A mountain guide is faced with three factors that determine the success or failure of his objective: the Client, the Weather, and the Route.
The Client is always the most important factor. To know a client’s true abilities and limitations, a guide must spend time with her in the field. Over the years, through multiple, progressively harder routes, the client and guide form a relationship that drives the likelihood of their shared success on the next objective.
Clients choose their guides because of their extensive local knowledge of the terrain, and because the guide has climbed a route the client has never done many times. While achieving the summit depends on a successful partnership, that likelihood is higher with an experienced guide, and the possibility of injury or death is dramatically reduced. Experienced guides have seen all the failure modes that clients will encounter on the route, and they know how to avoid them.

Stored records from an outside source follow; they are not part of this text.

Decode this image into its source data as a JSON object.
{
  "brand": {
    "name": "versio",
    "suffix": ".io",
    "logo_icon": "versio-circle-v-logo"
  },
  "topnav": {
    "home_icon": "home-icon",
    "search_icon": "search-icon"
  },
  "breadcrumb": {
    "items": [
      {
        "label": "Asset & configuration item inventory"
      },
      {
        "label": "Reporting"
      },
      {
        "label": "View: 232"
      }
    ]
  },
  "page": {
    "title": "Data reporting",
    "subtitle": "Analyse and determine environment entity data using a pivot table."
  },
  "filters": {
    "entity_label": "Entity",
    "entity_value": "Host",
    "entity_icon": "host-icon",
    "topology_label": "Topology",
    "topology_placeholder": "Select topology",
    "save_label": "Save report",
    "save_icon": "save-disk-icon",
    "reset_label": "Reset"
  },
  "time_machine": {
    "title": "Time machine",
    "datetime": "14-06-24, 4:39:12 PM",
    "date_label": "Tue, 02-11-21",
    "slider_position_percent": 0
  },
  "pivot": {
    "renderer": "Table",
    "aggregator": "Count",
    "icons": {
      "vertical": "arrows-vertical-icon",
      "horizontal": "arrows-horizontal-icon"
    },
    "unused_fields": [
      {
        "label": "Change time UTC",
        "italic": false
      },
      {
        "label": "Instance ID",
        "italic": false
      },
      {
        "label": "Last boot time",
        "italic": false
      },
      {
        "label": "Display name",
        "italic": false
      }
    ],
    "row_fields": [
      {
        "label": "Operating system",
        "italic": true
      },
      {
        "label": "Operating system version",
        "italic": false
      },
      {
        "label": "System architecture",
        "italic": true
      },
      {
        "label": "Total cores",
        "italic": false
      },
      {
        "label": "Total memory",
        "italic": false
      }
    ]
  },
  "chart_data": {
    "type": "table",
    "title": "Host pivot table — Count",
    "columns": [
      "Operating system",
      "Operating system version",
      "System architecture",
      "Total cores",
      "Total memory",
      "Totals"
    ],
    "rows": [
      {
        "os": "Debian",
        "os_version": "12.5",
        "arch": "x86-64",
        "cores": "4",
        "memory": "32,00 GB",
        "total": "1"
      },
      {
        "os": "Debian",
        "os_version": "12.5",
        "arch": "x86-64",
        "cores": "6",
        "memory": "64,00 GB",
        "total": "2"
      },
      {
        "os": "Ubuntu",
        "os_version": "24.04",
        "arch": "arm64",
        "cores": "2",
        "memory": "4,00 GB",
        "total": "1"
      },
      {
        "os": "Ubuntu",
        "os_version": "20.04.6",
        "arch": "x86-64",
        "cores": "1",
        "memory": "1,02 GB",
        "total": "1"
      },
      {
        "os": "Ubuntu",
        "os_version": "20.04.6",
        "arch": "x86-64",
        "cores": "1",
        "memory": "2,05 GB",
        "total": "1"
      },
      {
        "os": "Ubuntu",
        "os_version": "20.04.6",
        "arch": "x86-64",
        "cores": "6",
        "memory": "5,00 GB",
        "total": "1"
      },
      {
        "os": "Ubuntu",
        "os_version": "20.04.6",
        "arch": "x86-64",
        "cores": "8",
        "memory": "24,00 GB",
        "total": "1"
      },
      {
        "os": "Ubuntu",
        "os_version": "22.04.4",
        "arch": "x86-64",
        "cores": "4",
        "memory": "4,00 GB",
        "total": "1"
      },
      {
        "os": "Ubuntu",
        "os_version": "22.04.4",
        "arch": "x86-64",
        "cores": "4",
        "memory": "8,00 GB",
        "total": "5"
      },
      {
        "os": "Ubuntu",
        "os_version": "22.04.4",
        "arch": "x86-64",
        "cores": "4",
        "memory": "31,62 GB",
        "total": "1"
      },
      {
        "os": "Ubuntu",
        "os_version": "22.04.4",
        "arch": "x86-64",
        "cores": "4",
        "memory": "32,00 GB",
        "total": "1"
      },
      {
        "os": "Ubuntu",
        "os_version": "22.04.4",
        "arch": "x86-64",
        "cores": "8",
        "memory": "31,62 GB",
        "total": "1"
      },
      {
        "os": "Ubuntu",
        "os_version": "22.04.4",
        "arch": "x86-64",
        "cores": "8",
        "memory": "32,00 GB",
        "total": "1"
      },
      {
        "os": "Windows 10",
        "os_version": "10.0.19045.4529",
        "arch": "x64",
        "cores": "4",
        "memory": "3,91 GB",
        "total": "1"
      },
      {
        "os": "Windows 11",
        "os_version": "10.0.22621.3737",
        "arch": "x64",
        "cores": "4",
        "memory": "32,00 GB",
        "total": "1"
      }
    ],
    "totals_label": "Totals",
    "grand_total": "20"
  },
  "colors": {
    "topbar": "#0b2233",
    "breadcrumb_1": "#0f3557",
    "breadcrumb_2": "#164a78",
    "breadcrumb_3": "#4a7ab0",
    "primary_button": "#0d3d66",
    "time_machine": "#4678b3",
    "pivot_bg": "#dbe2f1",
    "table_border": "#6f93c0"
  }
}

The Weather in the mountains is constantly changing, but an experienced guide can accurately forecast his local weather and anticipate the best days. Some objectives are possible even in bad weather, and a good guide has these in his pocket when the client’s schedule can only work on specific dates.
The Route is the trade of the guide, and the place where his expertise is most apparent. Many guides spend their professional careers guiding one route: the Hornli Ridge of the Matterhorn; the West Buttress of Denali; the South Col of Everest; the Nose of El Cap. These guides have a narrow focus on a single objective, but their skill and judgment is unmatched.
Other guides devote themselves to ski guiding a range, or climbing all the routes in a single area. Their expertise is broader, and they are able to serve a wider array of clients. Some guides take their clients on adventures around the world, but whatever the approach, mountain guides must have the experience and durability to take their clients up the route, and safely down again.
In venture capital, the Client is the entrepreneur; the Weather is the market environment; and the Route is the portfolio company. The VC is the mountain guide.
People think that VCs spend all day picking entrepreneurs, but it’s not true. Great entrepreneurs choose the VCs they work with to build their startup, and these talented clients only pick guides with whom they have the highest chance of success.
Experienced mountain guides know that their climbing days are limited, and want to work with clients who demand the biggest routes. Likewise, experienced VCs will only devote their limited time to entrepreneurs with their sights set on game-changing companies.
A VC must be attuned to the market environment throughout the investment cycle of her entrepreneur’s startup. Faced with adverse conditions or unexpected client limitations, great guides know when to fold, and live to climb another day — so it is true among venture capitalists.
Whether VCs focus their expertise on specific industries or on a specific geography, they must attract the best entrepreneurs to enjoy success. In stormy seasons or bright sunshine, great VCs can avoid the hazards that could result in failure, and find a path to success with their entrepreneurs.